Placebo
The Trouble With Double-Blind Placebo Studies
There are two flaws in double-blind placebo studies.
Posted November 23, 2010 Reviewed by Davia Sills
Double-blind placebo studies have been called the gold standard for testing medications, especially psychiatric ones. Since the placebo effect is a psychological one, it stands to reason that its effect on psychological conditions should be especially potent.
Double-blind placebo studies improve on experiments that compare the response of people taking a pill (or other treatment) to those who do not. The problem with these experiments is that they mix up the placebo effect (taking a pill) with the treatment effect (the medication in the pill). Placebo studies separate these effects.
In addition, in double-blind studies, neither the people involved in giving the pill nor the ones taking it know if it is a placebo. That way, the danger of experimenters nonverbally communicating their expectation that the pill will work (or not) is overcome.
Typically, there are three groups: a control group, a placebo group, and a treatment group. The control group doesn't get a pill; if they get better over time—as is often the case with depressed people, for example—their improvement sets a baseline against which to compare the other two groups. When people in the placebo group improve more than the controls, their increased improvement can be attributed to the belief that the pill works. Only when people in the treatment group improve more than those in the placebo group can that additional improvement be attributed to the medication in the pill.
Unfortunately, there are significant problems with double-blind placebo studies. These have long been known in the research world, but for some reason, word hasn't gotten out to the public. Here are two important ones.
1. In real life, when patients receive a prescription, they are implicitly told: "This is real medicine." In double-blind placebo studies, subjects are explicitly told: "This pill might be real medicine, or it might be a placebo." Obviously, these lead to different sets of expectations, with different effects.
The solution to this shortcoming is the balanced placebo design. In addition to a control group, it has two placebo groups and two treatment groups. People in both placebo groups receive a placebo, but one group is told that it is a placebo, and the other group is told that it is real medicine. And people in both treatment groups receive the medicine, but one group is told that it is a placebo, and the other group is told that it is real medicine.
The difficulty with the balanced placebo design is an ethical one—it involves deceiving participants and violating the principle of informed consent. The fact that such studies cannot be done ethically, however, leaves the problem of effectively controlling for expectancies unresolved.

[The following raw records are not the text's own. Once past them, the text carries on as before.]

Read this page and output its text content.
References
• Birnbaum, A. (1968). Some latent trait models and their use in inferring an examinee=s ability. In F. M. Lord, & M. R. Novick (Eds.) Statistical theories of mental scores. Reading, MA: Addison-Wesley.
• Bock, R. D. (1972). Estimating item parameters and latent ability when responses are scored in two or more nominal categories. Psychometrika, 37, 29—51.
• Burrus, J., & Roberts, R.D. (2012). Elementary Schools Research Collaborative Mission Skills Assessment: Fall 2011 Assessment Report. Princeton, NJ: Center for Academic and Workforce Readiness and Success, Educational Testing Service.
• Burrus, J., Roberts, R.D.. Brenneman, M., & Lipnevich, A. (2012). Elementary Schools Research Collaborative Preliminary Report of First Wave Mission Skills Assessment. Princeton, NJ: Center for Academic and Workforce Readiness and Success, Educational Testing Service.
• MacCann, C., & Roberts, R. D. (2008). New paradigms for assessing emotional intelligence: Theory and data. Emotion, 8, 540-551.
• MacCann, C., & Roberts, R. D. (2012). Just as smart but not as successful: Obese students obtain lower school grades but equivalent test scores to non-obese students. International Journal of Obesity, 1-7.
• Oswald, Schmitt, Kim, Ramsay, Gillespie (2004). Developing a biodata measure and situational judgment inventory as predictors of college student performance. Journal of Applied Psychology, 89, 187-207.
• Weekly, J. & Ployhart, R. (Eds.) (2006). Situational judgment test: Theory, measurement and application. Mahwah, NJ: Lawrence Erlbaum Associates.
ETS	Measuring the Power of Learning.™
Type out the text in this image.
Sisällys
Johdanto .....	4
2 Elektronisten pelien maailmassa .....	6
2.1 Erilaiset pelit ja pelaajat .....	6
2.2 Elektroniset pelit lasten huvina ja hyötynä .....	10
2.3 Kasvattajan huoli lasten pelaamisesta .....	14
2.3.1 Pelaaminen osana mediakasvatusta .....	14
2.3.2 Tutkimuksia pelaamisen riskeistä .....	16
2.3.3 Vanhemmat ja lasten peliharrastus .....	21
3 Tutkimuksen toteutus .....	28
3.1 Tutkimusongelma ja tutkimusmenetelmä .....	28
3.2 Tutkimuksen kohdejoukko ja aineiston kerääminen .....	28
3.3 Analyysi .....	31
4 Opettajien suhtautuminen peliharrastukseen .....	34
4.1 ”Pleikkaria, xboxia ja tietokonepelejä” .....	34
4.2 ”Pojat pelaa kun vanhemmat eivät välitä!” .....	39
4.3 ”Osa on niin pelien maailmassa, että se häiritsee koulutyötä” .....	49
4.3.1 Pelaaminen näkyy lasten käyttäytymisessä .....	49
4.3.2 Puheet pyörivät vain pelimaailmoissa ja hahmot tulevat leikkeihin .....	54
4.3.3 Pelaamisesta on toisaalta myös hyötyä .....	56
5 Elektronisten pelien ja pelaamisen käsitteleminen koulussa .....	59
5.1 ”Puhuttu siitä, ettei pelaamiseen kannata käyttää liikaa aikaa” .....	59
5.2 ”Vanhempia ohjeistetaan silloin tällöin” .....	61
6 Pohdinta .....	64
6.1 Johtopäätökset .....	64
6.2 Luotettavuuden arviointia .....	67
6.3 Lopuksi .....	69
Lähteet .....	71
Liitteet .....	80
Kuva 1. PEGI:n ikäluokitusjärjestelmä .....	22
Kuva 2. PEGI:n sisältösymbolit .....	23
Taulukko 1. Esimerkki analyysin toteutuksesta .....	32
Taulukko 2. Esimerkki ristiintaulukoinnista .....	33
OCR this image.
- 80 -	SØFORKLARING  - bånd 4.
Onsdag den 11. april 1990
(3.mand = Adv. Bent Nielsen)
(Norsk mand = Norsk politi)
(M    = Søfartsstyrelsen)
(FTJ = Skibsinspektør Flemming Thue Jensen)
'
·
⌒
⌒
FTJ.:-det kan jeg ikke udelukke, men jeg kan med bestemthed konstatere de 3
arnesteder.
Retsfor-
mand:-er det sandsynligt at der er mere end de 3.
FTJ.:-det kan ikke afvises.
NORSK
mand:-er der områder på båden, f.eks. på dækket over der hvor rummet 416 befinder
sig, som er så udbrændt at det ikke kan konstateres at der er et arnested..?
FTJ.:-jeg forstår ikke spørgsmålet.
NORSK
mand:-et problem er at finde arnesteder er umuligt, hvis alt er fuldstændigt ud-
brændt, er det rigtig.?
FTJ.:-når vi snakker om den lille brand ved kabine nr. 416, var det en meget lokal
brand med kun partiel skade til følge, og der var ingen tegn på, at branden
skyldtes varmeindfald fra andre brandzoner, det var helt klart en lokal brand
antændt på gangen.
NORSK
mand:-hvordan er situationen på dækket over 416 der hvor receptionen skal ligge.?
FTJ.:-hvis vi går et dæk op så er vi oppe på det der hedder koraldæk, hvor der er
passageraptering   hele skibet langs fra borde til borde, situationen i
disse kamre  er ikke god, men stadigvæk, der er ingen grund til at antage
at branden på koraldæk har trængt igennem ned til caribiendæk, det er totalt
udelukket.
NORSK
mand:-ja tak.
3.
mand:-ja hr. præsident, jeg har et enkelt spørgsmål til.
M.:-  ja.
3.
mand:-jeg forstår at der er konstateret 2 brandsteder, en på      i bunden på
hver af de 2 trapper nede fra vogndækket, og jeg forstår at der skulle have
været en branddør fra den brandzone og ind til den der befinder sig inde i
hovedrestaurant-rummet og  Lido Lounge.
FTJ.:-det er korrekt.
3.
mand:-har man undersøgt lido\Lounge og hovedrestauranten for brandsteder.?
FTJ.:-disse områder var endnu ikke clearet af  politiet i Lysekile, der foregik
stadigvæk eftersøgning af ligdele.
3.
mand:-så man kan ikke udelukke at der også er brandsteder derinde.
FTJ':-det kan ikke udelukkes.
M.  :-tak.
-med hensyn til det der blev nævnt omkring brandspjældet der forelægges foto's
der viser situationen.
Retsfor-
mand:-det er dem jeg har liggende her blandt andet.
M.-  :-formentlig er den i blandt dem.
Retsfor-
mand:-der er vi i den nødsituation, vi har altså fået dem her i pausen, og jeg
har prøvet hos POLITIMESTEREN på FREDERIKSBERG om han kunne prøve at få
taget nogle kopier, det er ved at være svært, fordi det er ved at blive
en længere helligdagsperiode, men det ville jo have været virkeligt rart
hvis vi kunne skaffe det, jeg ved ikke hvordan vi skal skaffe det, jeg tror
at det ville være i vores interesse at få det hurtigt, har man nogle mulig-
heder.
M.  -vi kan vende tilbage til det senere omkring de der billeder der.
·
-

2. The other problem is the active placebos. Double-blind studies respond to the objection of experimenters unintentionally communicating whether or not a pill is a placebo. But they don't respond to the objection of the pill communicating that information.
While the placebo pill and real pill look identical, the placebo pill is inert, but the real pill has real biological effects. Therefore, even though the real pill may not improve the condition it is supposed to treat, people taking it may be able to feel those effects. This could lead them to conclude: "I must be in the treatment group." This is a more positive expectancy than: "I don't know if I'm in the treatment group or the placebo group." As a result, placebo effects could be misinterpreted as treatment effects.
A partial solution would be to use active placebos instead of inert placebos. For example, nicotinic acid (niacin) causes skin flushing and itching. However, since the real pill and the active placebo pill would have different bodily effects, there is still the possibility that this difference rather than the medication in the real pill is responsible for any greater improvement in the treatment group.
Maybe instead of calling double-blind placebo studies the gold standard, we should call them the brass standard—far from perfect, but unfortunately the best practical solution available.